Hope the above analysis helps. For better accuracy, the energy spectrum of neutrons should be taken into account.

The problem is more complicated than the determination of the "allowed" fast neutron fluence rate, mentioned in the three responses above.

The question contains the quantity  "fast neutron counts/m" . The documentation of the used dosimeter shall contain curves (or at least detailed tables) of the count rate to fluence rate conversion factors as function of neutron energy. Depending on the size of the moderator mounted around the detector, the user has to have a set of those. In case of monoenergetic neutron source the calculation counts rate --> fluence rate at the detector --> dose rate at the detector is a simple task.
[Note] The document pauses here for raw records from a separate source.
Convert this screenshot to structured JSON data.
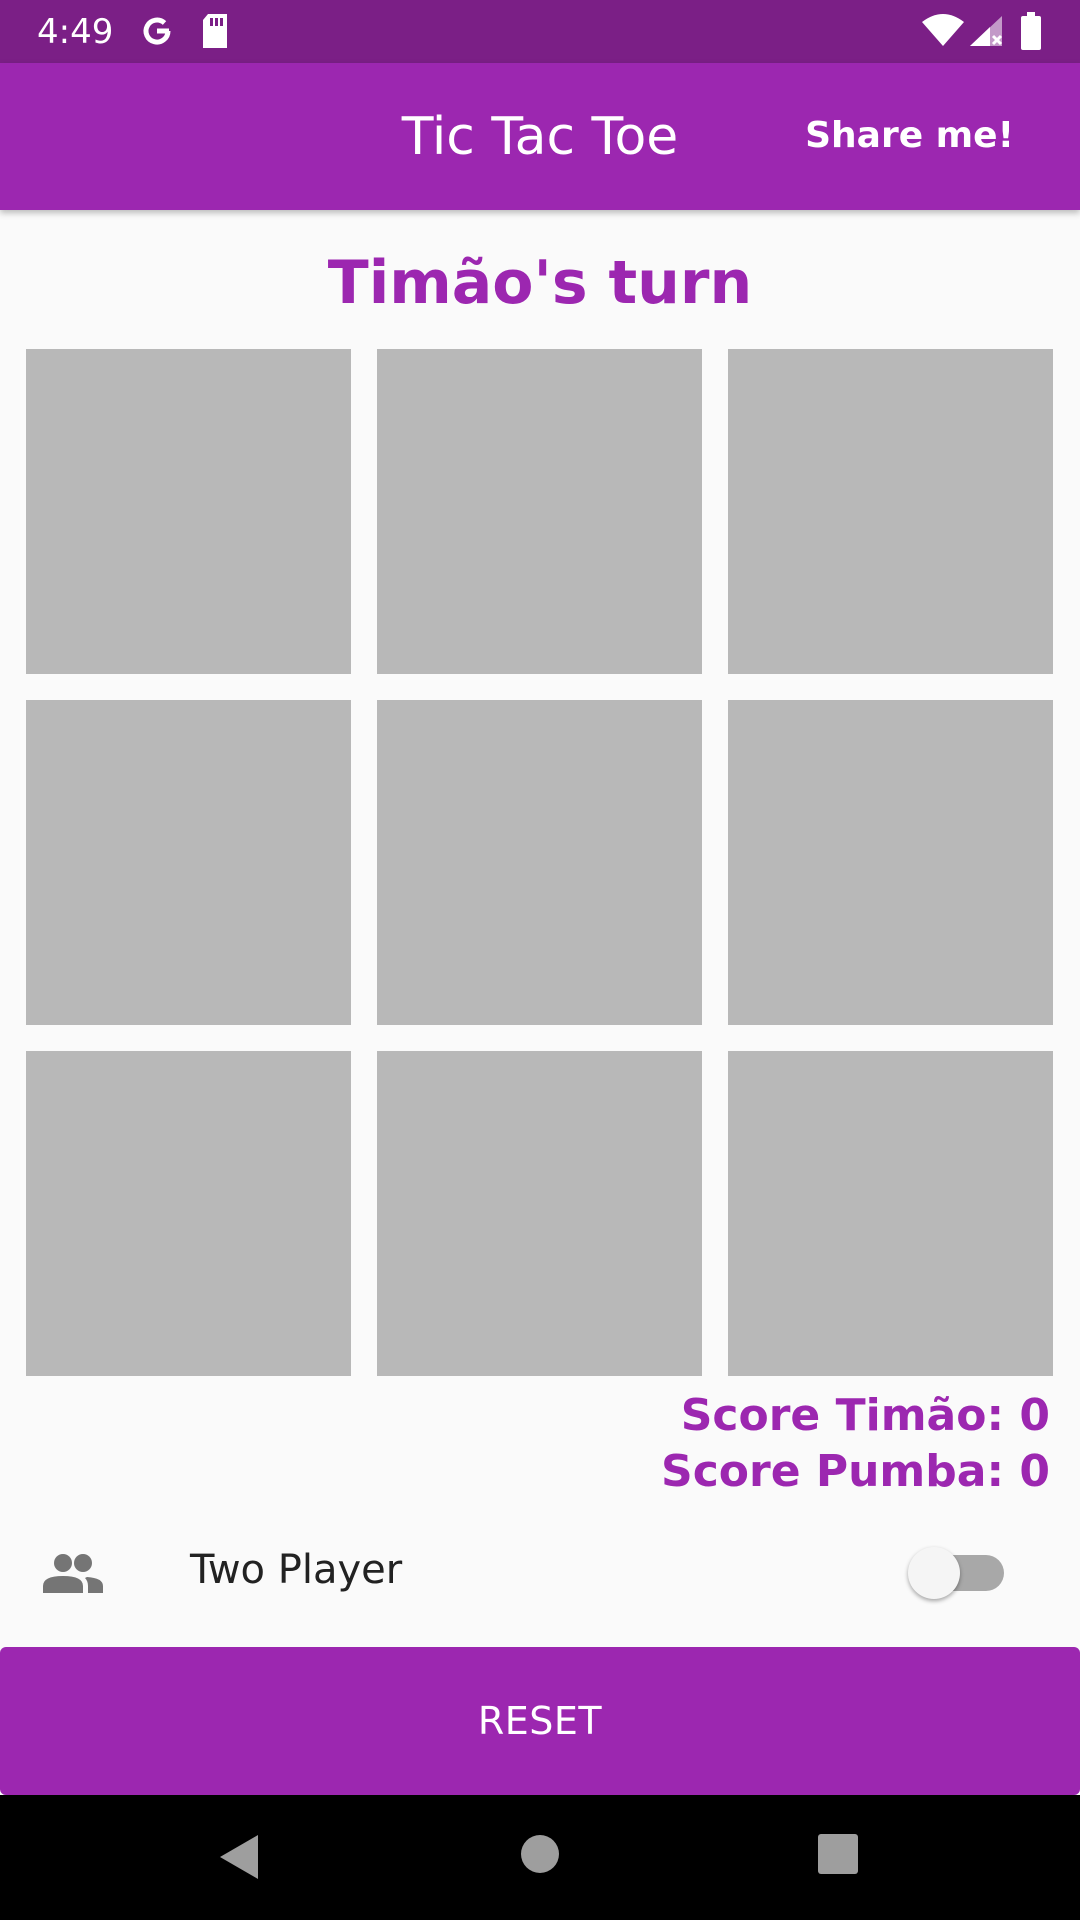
{
  "status_bar": {
    "time": "4:49",
    "icons": [
      "google-g-icon",
      "sd-card-icon",
      "wifi-icon",
      "signal-no-data-icon",
      "battery-icon"
    ]
  },
  "app_bar": {
    "title": "Tic Tac Toe",
    "share_label": "Share me!"
  },
  "game": {
    "turn_text": "Timão's turn",
    "board_cells": [
      "",
      "",
      "",
      "",
      "",
      "",
      "",
      "",
      ""
    ],
    "score_player1": "Score Timão: 0",
    "score_player2": "Score Pumba: 0"
  },
  "mode": {
    "icon": "people-icon",
    "label": "Two Player",
    "two_player_enabled": false
  },
  "reset_label": "RESET",
  "nav_bar": {
    "icons": [
      "back-icon",
      "home-icon",
      "recents-icon"
    ]
  },
  "colors": {
    "primary": "#9c27b0",
    "primary_dark": "#7b1f86",
    "cell": "#b8b8b8",
    "background": "#fafafa"
  }
}
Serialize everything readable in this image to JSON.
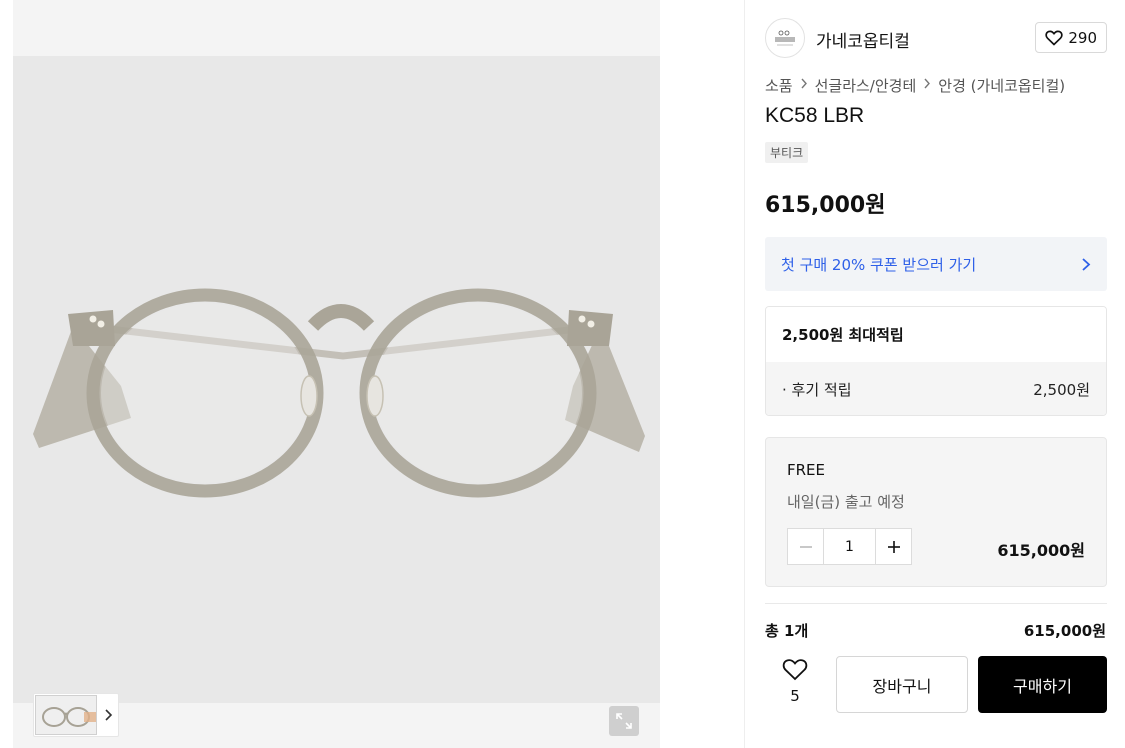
{
  "gallery": {
    "image_alt_icon": "eyeglasses-image",
    "thumb_arrow_icon": "chevron-right-icon",
    "expand_icon": "expand-icon"
  },
  "brand": {
    "name": "가네코옵티컬",
    "logo_icon": "brand-logo",
    "like_count": "290",
    "like_icon": "heart-outline-icon"
  },
  "breadcrumb": [
    "소품",
    "선글라스/안경테",
    "안경 (가네코옵티컬)"
  ],
  "product": {
    "title": "KC58 LBR",
    "tag": "부티크",
    "price": "615,000원"
  },
  "coupon": {
    "text": "첫 구매 20% 쿠폰 받으러 가기",
    "color": "#2e60e8"
  },
  "points": {
    "headline": "2,500원 최대적립",
    "row_label": "· 후기 적립",
    "row_value": "2,500원"
  },
  "option": {
    "name": "FREE",
    "shipping": "내일(금) 출고 예정",
    "quantity": "1",
    "price": "615,000원"
  },
  "total": {
    "label": "총 1개",
    "price": "615,000원"
  },
  "actions": {
    "wish_count": "5",
    "cart_label": "장바구니",
    "buy_label": "구매하기"
  }
}
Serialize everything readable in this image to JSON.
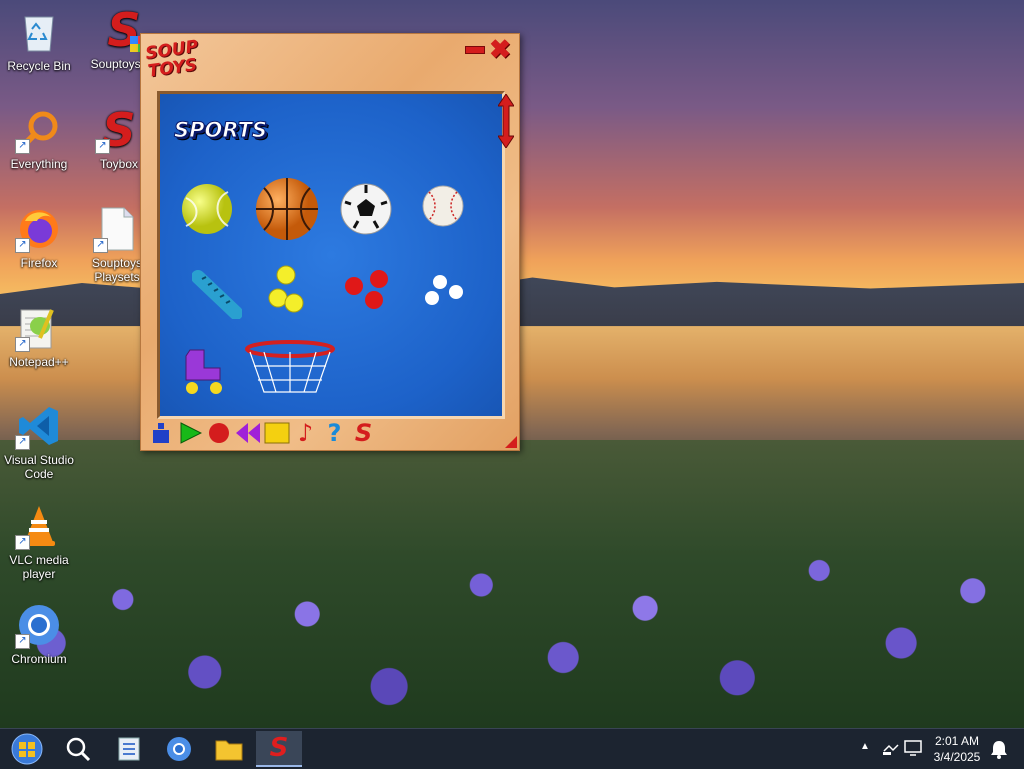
{
  "desktop": {
    "icons": [
      {
        "label": "Recycle Bin",
        "icon": "recycle-bin-icon"
      },
      {
        "label": "Souptoys I...",
        "icon": "souptoys-icon"
      },
      {
        "label": "Everything",
        "icon": "everything-search-icon"
      },
      {
        "label": "Toybox",
        "icon": "souptoys-icon"
      },
      {
        "label": "Firefox",
        "icon": "firefox-icon"
      },
      {
        "label": "Souptoys Playsets",
        "icon": "document-icon"
      },
      {
        "label": "Notepad++",
        "icon": "notepadpp-icon"
      },
      {
        "label": "Visual Studio Code",
        "icon": "vscode-icon"
      },
      {
        "label": "VLC media player",
        "icon": "vlc-icon"
      },
      {
        "label": "Chromium",
        "icon": "chromium-icon"
      }
    ]
  },
  "window": {
    "logo": "SOUP TOYS",
    "panel_title": "SPORTS",
    "toys": [
      "tennis ball",
      "basketball",
      "soccer ball",
      "baseball",
      "spring",
      "yellow balls",
      "red balls",
      "white balls",
      "roller skate",
      "basketball hoop"
    ],
    "toolbar": [
      "tool-icon",
      "play-icon",
      "record-icon",
      "rewind-icon",
      "stop-icon",
      "music-icon",
      "help-icon",
      "souptoys-icon"
    ]
  },
  "taskbar": {
    "apps": [
      "start-orb-icon",
      "search-icon",
      "file-explorer-icon",
      "chromium-icon",
      "folder-icon",
      "souptoys-icon"
    ],
    "time": "2:01 AM",
    "date": "3/4/2025"
  }
}
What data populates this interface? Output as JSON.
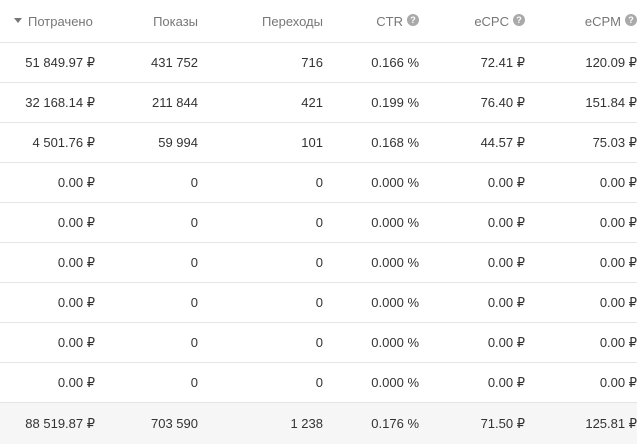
{
  "table": {
    "columns": [
      {
        "label": "Потрачено",
        "sorted": true,
        "help": false
      },
      {
        "label": "Показы",
        "sorted": false,
        "help": false
      },
      {
        "label": "Переходы",
        "sorted": false,
        "help": false
      },
      {
        "label": "CTR",
        "sorted": false,
        "help": true
      },
      {
        "label": "eCPC",
        "sorted": false,
        "help": true
      },
      {
        "label": "eCPM",
        "sorted": false,
        "help": true
      }
    ],
    "help_glyph": "?",
    "rows": [
      [
        "51 849.97 ₽",
        "431 752",
        "716",
        "0.166 %",
        "72.41 ₽",
        "120.09 ₽"
      ],
      [
        "32 168.14 ₽",
        "211 844",
        "421",
        "0.199 %",
        "76.40 ₽",
        "151.84 ₽"
      ],
      [
        "4 501.76 ₽",
        "59 994",
        "101",
        "0.168 %",
        "44.57 ₽",
        "75.03 ₽"
      ],
      [
        "0.00 ₽",
        "0",
        "0",
        "0.000 %",
        "0.00 ₽",
        "0.00 ₽"
      ],
      [
        "0.00 ₽",
        "0",
        "0",
        "0.000 %",
        "0.00 ₽",
        "0.00 ₽"
      ],
      [
        "0.00 ₽",
        "0",
        "0",
        "0.000 %",
        "0.00 ₽",
        "0.00 ₽"
      ],
      [
        "0.00 ₽",
        "0",
        "0",
        "0.000 %",
        "0.00 ₽",
        "0.00 ₽"
      ],
      [
        "0.00 ₽",
        "0",
        "0",
        "0.000 %",
        "0.00 ₽",
        "0.00 ₽"
      ],
      [
        "0.00 ₽",
        "0",
        "0",
        "0.000 %",
        "0.00 ₽",
        "0.00 ₽"
      ]
    ],
    "total": [
      "88 519.87 ₽",
      "703 590",
      "1 238",
      "0.176 %",
      "71.50 ₽",
      "125.81 ₽"
    ]
  },
  "colors": {
    "header_text": "#777777",
    "body_text": "#333333",
    "divider": "#e4e4e4",
    "total_background": "#f6f6f6",
    "help_icon": "#a9a9a9"
  },
  "icons": {
    "sort": "sort-descending-icon",
    "help": "help-circle-icon"
  }
}
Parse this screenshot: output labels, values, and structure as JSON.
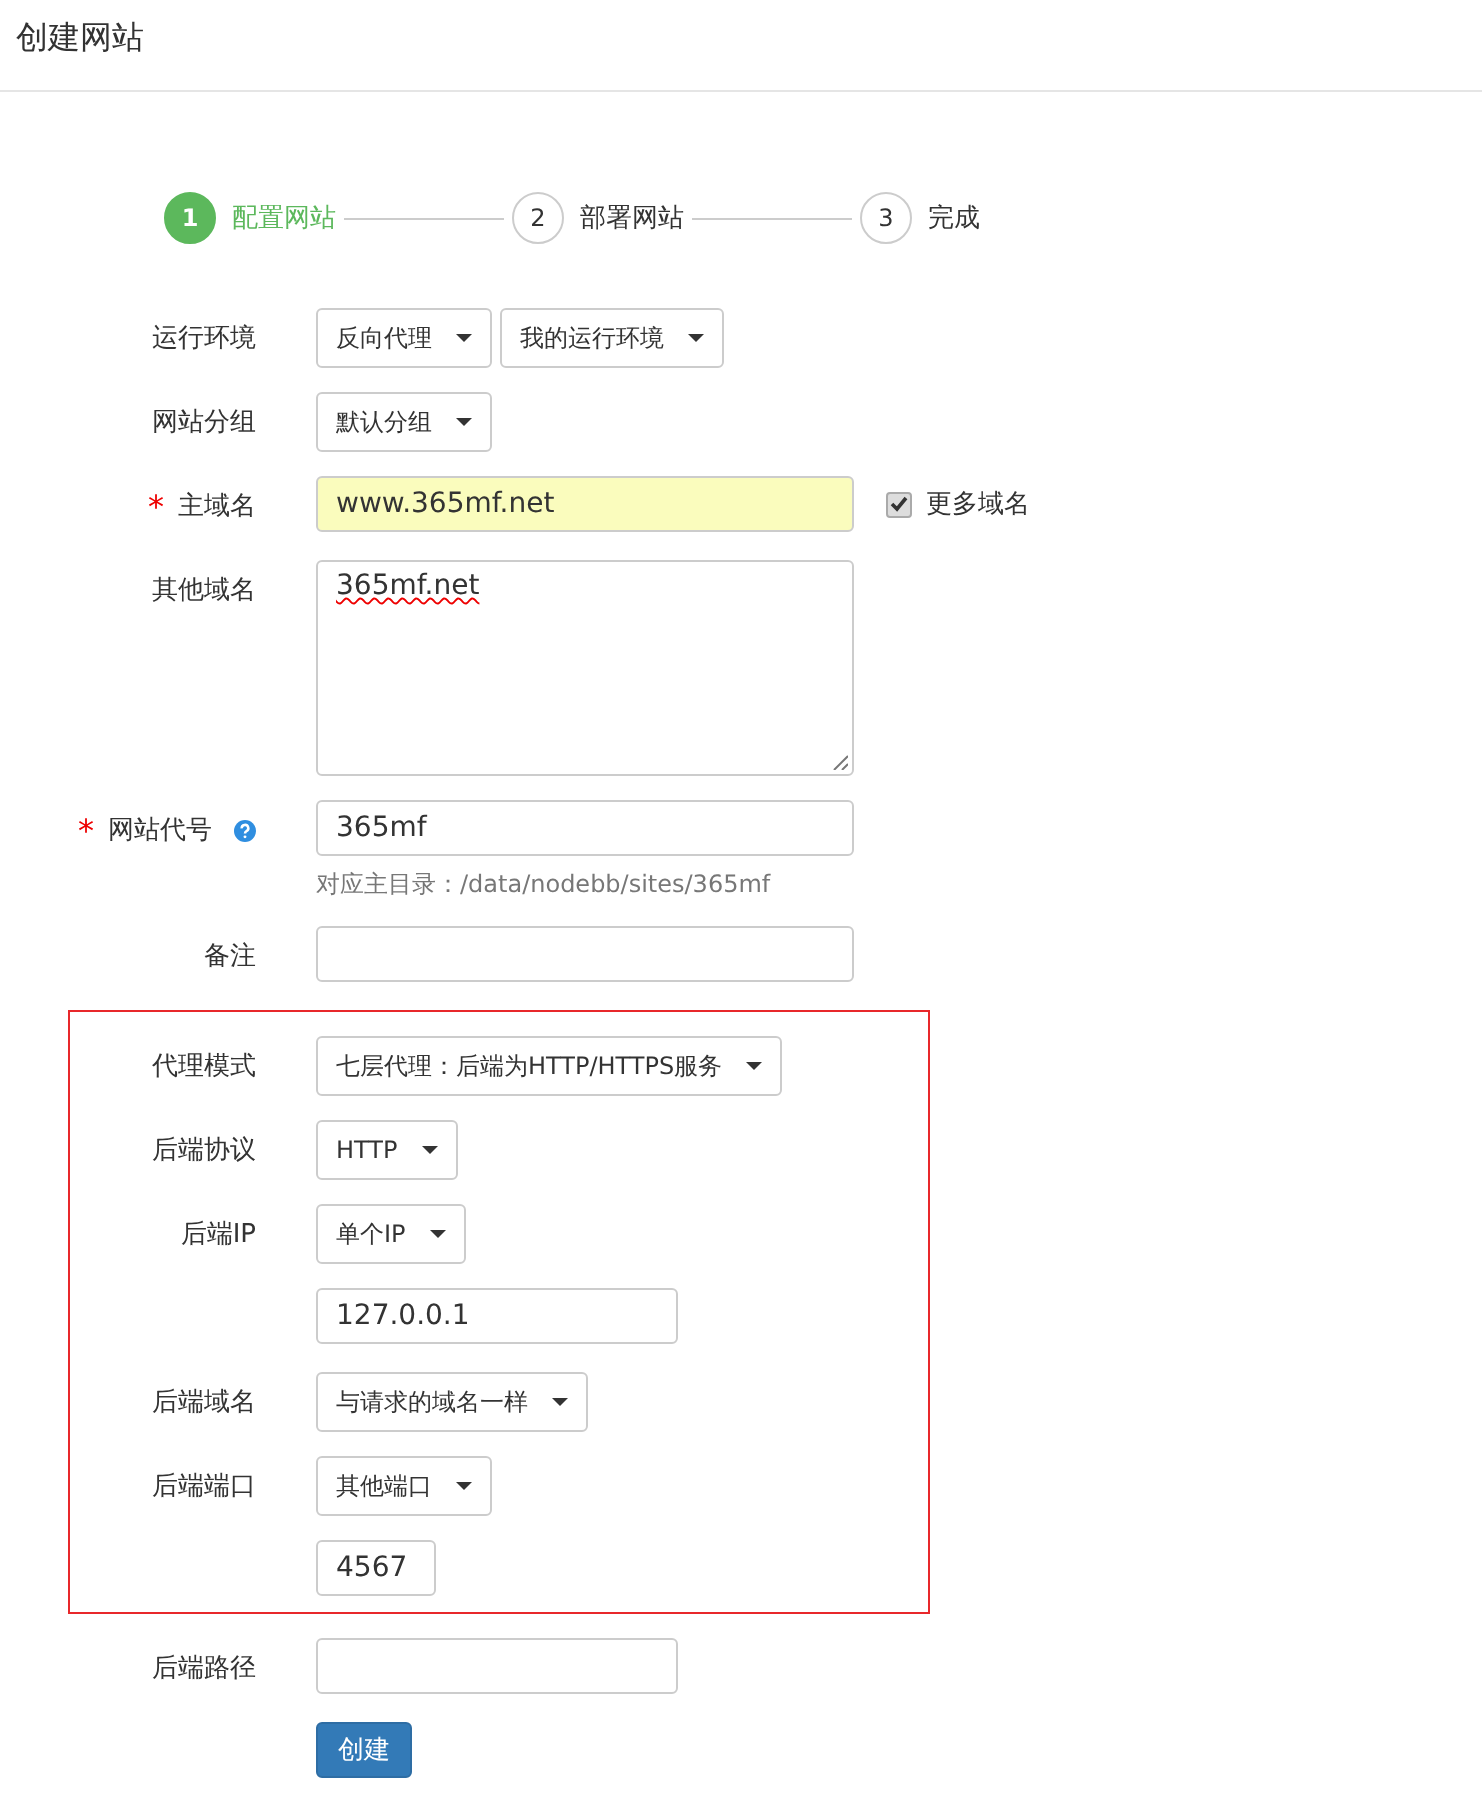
{
  "page_title": "创建网站",
  "steps": [
    {
      "number": "1",
      "label": "配置网站",
      "selected": true
    },
    {
      "number": "2",
      "label": "部署网站",
      "selected": false
    },
    {
      "number": "3",
      "label": "完成",
      "selected": false
    }
  ],
  "sections": [
    {
      "highlighted": false,
      "rows": [
        {
          "kind": "select",
          "label": "运行环境",
          "selects": [
            "反向代理",
            "我的运行环境"
          ]
        },
        {
          "kind": "select",
          "label": "网站分组",
          "selects": [
            "默认分组"
          ]
        },
        {
          "kind": "wide-input",
          "label": "主域名",
          "required_mark": "*",
          "value": "www.365mf.net",
          "autofilled": true,
          "checkbox": {
            "label": "更多域名",
            "checked": true
          }
        },
        {
          "kind": "textarea",
          "label": "其他域名",
          "value": "365mf.net"
        },
        {
          "kind": "wide-input",
          "label": "网站代号",
          "required_mark": "*",
          "help": true,
          "value": "365mf",
          "hint": "对应主目录：/data/nodebb/sites/365mf"
        },
        {
          "kind": "wide-input",
          "label": "备注"
        }
      ]
    },
    {
      "highlighted": true,
      "rows": [
        {
          "kind": "select",
          "label": "代理模式",
          "selects": [
            "七层代理：后端为HTTP/HTTPS服务"
          ]
        },
        {
          "kind": "select",
          "label": "后端协议",
          "selects": [
            "HTTP"
          ]
        },
        {
          "kind": "select",
          "label": "后端IP",
          "selects": [
            "单个IP"
          ]
        },
        {
          "kind": "medium-input",
          "value": "127.0.0.1"
        },
        {
          "kind": "select",
          "label": "后端域名",
          "selects": [
            "与请求的域名一样"
          ]
        },
        {
          "kind": "select",
          "label": "后端端口",
          "selects": [
            "其他端口"
          ]
        },
        {
          "kind": "short-input",
          "value": "4567"
        }
      ]
    },
    {
      "highlighted": false,
      "rows": [
        {
          "kind": "medium-input",
          "label": "后端路径"
        }
      ]
    }
  ],
  "submit_button": "创建"
}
On the other side, in case of source with many energies, the count rate --> dose rate conversion is approximation only. (And what about the detector -- person distance?)

This has reference to the comments of Egon Zondi above. My comments above were in response to the query of Muhammad Mansy who wished to know about safety from a source with known fluence rate. I agree with the comments of Egon Zondi. If I were to suggest the best procedure, it would be the actual measurement of ambient dose equivalent rate at the point where the operator is working near the source. There are many types of such neutron monitors commercially available. Many years ago, we in BARC, were using neutron "rem counters". The present day dose equivalent monitors are only adaptations of the rem counter. These rem counters can be used from thermal to 15 MeV neutron energies with an accuracy of about plus or minus 20%. I have stated above my calculation above is only approximate since I have assumed average energy. A more accurate computation requires a knowledge of the neutron spectrum and QF weightage has to be done for the entire spectrum. Re: the point about detector-person distance, this can be taken into account by placing the monitor at the position of the person. A good exercise for Muhammad Mansy will be experimental verification of the calculation above with a rem counter/ambient dose equivalent neutron survey meter. Hope this helps. Mr Muhammad Mansy may please give his feedback.

Thank you Sankaran and Egon for your detailed answers and efforts in this discussion.